MJ2フェスティバル1-1
「あ、あれは!」
漁師の一人が指をさす。海獣の背に並び立つ二人。凶大な武器を担ぐメイドの異様さたるや、ミスマッチどころの話では無い。所作の美しさに、技の残虐さ、美しく恐ろしいこの娘達は、以前漁師ギルドで、クリシュナの銛を叩き落とした、あのメイドだった。
「これ程の差があったとは……お前ら!海の男の意地だ!一匹くらい仕留めて見せろ!」
「「おぉーっっ!!!」」
クリシュナは思う。もはや人の域を超えている。このような者達が付き従うまどかという娘は、この二人より更に強いに違いない。海の魔王を倒したという噂は、本当の話だろうと。そして、その強者がバンパイア討伐を止めた理由は、自分達の実力不足であると。
(敵討ちなどと逸っていたが、気持ちだけでは倒せない。強くならなければ……)
「ぬおぉぉーーーっっ!!!!」
クリシュナは渾身の力を込め、銛を投げる!風切り音を鳴らし、アスピドケロンの一体の目に突き刺さった。

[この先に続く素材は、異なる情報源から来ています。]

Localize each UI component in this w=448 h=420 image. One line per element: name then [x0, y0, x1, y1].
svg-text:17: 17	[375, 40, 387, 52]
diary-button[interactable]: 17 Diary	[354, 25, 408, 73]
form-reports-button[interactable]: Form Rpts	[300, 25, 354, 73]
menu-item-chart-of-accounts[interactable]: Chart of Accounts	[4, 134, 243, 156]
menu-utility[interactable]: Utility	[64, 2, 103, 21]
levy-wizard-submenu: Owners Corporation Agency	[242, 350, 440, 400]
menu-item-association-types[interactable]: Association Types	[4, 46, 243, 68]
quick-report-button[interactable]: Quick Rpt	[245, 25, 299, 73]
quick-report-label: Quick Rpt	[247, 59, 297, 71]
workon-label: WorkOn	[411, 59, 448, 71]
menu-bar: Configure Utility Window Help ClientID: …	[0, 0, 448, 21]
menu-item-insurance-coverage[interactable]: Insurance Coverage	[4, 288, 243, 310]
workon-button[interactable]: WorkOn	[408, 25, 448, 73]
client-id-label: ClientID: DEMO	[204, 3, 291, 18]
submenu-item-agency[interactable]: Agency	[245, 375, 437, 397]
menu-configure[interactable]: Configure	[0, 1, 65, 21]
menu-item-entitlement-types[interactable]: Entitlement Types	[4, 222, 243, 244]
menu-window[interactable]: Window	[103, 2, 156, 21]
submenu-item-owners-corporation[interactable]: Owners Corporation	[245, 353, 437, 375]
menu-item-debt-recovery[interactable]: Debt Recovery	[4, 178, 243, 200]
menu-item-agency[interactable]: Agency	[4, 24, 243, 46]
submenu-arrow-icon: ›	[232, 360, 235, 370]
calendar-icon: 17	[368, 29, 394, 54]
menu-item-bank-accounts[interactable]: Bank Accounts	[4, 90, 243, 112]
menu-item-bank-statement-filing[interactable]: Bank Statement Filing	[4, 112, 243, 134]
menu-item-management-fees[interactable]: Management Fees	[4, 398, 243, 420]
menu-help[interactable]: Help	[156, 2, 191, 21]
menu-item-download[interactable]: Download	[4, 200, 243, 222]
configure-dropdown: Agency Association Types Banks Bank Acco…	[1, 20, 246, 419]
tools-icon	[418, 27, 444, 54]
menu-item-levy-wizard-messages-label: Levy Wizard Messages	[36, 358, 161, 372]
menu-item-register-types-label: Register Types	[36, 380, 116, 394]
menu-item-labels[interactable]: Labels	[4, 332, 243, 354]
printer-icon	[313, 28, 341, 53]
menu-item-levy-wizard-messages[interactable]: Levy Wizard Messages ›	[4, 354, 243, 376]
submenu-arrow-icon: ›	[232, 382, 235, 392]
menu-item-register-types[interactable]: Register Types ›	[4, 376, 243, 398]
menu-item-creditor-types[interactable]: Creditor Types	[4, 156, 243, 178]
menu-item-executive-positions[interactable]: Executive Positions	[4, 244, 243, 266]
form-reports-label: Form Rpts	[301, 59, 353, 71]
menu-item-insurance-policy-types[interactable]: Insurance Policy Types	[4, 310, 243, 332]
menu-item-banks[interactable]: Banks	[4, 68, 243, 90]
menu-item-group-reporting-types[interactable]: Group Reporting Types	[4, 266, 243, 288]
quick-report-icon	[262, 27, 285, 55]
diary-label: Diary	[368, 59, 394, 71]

身を捩り暴れるアスピドケロン。銛に結んだ縄を握り締め、頭にしがみつくクリシュナ。そこへ、
「その気骨、見事である!うぉりゃぁーっ!」
アスピドケロンの、もう一方の目に突き刺さる三叉の槍。クリシュナを抱え、船へと飛び移る男……武王シンバ、その人であった。
「見ておれ。」
両の手を天に向けて突き出す武王。
「ボルテッカー!」
にわかにかき曇る空、小型の雷雲がアスピドケロンの頭上に湧き、一条の雷が武王の槍へと落とされた!アスピドケロンの眼玉は、水分が沸騰し、その圧力で弾け飛んだ!

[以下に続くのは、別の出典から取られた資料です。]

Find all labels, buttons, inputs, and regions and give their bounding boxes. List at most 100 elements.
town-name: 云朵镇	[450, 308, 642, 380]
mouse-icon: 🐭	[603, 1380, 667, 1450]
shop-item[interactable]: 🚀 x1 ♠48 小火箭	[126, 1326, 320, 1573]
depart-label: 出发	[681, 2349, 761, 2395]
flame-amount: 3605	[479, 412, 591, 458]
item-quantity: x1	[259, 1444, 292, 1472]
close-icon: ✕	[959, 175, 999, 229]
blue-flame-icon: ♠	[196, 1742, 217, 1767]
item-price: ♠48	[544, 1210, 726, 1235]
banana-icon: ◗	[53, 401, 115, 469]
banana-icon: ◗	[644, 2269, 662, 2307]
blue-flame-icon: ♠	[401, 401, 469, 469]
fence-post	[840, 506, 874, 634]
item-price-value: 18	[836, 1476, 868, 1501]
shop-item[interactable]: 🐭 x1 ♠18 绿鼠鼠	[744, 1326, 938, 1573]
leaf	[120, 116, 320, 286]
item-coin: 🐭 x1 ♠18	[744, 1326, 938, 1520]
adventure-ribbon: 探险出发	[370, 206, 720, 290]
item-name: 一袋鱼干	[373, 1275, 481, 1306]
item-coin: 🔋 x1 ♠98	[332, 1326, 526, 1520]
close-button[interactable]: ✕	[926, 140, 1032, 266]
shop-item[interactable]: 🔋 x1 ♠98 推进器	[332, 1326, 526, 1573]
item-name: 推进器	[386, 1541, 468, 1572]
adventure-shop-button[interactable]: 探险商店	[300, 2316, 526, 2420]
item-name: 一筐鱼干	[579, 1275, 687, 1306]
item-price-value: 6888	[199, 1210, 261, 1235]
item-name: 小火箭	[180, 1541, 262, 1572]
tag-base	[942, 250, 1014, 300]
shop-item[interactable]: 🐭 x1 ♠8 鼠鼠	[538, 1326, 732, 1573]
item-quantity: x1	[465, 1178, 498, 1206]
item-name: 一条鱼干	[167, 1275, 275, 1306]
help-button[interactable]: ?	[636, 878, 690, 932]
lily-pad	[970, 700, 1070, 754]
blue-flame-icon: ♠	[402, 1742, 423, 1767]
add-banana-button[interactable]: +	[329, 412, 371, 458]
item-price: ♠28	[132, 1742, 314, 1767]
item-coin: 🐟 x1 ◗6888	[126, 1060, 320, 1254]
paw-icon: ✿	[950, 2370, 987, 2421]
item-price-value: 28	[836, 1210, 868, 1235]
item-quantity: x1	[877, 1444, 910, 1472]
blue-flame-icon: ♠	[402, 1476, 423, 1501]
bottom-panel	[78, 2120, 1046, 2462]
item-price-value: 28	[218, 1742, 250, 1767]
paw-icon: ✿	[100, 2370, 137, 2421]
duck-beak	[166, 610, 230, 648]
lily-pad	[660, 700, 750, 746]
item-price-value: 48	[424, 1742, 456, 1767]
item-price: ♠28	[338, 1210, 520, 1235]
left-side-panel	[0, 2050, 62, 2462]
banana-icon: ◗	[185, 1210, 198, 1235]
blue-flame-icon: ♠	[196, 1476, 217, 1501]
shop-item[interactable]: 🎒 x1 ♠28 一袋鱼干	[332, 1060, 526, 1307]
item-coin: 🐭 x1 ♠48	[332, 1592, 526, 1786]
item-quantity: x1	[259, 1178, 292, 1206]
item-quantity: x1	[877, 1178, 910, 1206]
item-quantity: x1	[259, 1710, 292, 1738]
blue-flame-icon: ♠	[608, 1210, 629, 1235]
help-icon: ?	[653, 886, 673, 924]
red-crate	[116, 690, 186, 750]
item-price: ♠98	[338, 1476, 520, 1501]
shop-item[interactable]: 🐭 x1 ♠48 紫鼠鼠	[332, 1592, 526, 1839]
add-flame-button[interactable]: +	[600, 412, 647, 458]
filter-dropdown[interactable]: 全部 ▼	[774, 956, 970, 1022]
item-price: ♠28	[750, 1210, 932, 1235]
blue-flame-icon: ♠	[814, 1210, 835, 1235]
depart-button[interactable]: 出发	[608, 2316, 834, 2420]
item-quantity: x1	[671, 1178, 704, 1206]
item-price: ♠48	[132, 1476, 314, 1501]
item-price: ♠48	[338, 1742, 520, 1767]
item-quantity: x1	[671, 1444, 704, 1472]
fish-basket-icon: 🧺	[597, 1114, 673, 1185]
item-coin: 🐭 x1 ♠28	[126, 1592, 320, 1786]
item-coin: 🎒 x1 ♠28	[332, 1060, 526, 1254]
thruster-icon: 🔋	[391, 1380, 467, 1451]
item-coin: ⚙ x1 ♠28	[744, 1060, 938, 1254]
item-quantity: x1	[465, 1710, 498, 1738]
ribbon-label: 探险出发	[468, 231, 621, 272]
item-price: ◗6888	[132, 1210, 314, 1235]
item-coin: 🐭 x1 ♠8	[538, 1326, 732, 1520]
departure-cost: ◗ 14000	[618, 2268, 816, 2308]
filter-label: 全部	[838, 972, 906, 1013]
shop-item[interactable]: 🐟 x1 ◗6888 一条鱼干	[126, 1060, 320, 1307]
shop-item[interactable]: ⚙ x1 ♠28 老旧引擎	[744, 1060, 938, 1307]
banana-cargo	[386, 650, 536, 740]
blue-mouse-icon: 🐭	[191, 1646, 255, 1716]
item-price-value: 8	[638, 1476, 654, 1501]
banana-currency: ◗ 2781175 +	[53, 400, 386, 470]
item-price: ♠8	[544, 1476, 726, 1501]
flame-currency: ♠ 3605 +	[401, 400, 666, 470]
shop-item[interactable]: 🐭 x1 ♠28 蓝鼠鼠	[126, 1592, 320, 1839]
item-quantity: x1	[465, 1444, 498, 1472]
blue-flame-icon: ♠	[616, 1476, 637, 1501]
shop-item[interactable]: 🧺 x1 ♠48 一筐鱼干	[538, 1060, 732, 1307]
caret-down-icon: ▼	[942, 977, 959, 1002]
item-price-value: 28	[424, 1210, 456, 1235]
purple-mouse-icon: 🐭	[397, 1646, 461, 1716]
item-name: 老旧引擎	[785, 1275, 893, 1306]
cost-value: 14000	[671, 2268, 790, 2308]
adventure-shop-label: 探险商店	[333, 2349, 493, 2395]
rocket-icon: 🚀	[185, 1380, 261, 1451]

武王は再びアスピドケロンの頭に飛び移ると、槍を手に上空へと跳ね上がる。
「喰らえ!海王三叉戟!」
水の渦をまとい、アスピドケロンへと放たれた槍は、頭を穿ち、海中まで突き抜けた!アスピドケロンは、少しの痙攣の後に動かなくなった。
船へと降り立つ武王。その手へ槍が飛び戻る。
「この槍は持ち主を選ぶのだ。そしてどこに居ても、持ち主に戻ってくる。クリシュナよ、お前も選ばれる男になれ!」
武王と共にやって来た冒険者達も、次々と海獣の群れに突進している。その姿にクリシュナは奮い立った。
「武王様!このクリシュナ、男になって見せます!」
「はっはっはっ!良いな!ワシも滾るわ!よし!ワシが以前使っていた槍をやろう。使いこなして見せよ!」
それは二叉の槍に、宝珠を埋め込んだような装飾があった。
「光の神の加護を受けた槍だ。必ずや闇を討ち滅ぼすであろう。」
クリシュナは涙を滲ませ武王に感謝した。
「ありがとう……ございますっ!」
クリシュナは槍を手にすると、マナを込めた。すると槍は光を放ち、クリシュナを包む。槍の意思が伝わってくる不思議な感覚。この槍をどう使えばいいのか、脳に直接響いてくる……クリシュナは船から跳躍し、近くのアスピドケロンへ穂先を向ける。
「ライトニング!」
二叉の穂先の間に、光が集まってくる。やがてそれは一つの光弾となり、アスピドケロンへと放たれる!
それは高熱のレーザーのように、硬い鱗をものともせず、その身を撃ち抜いた。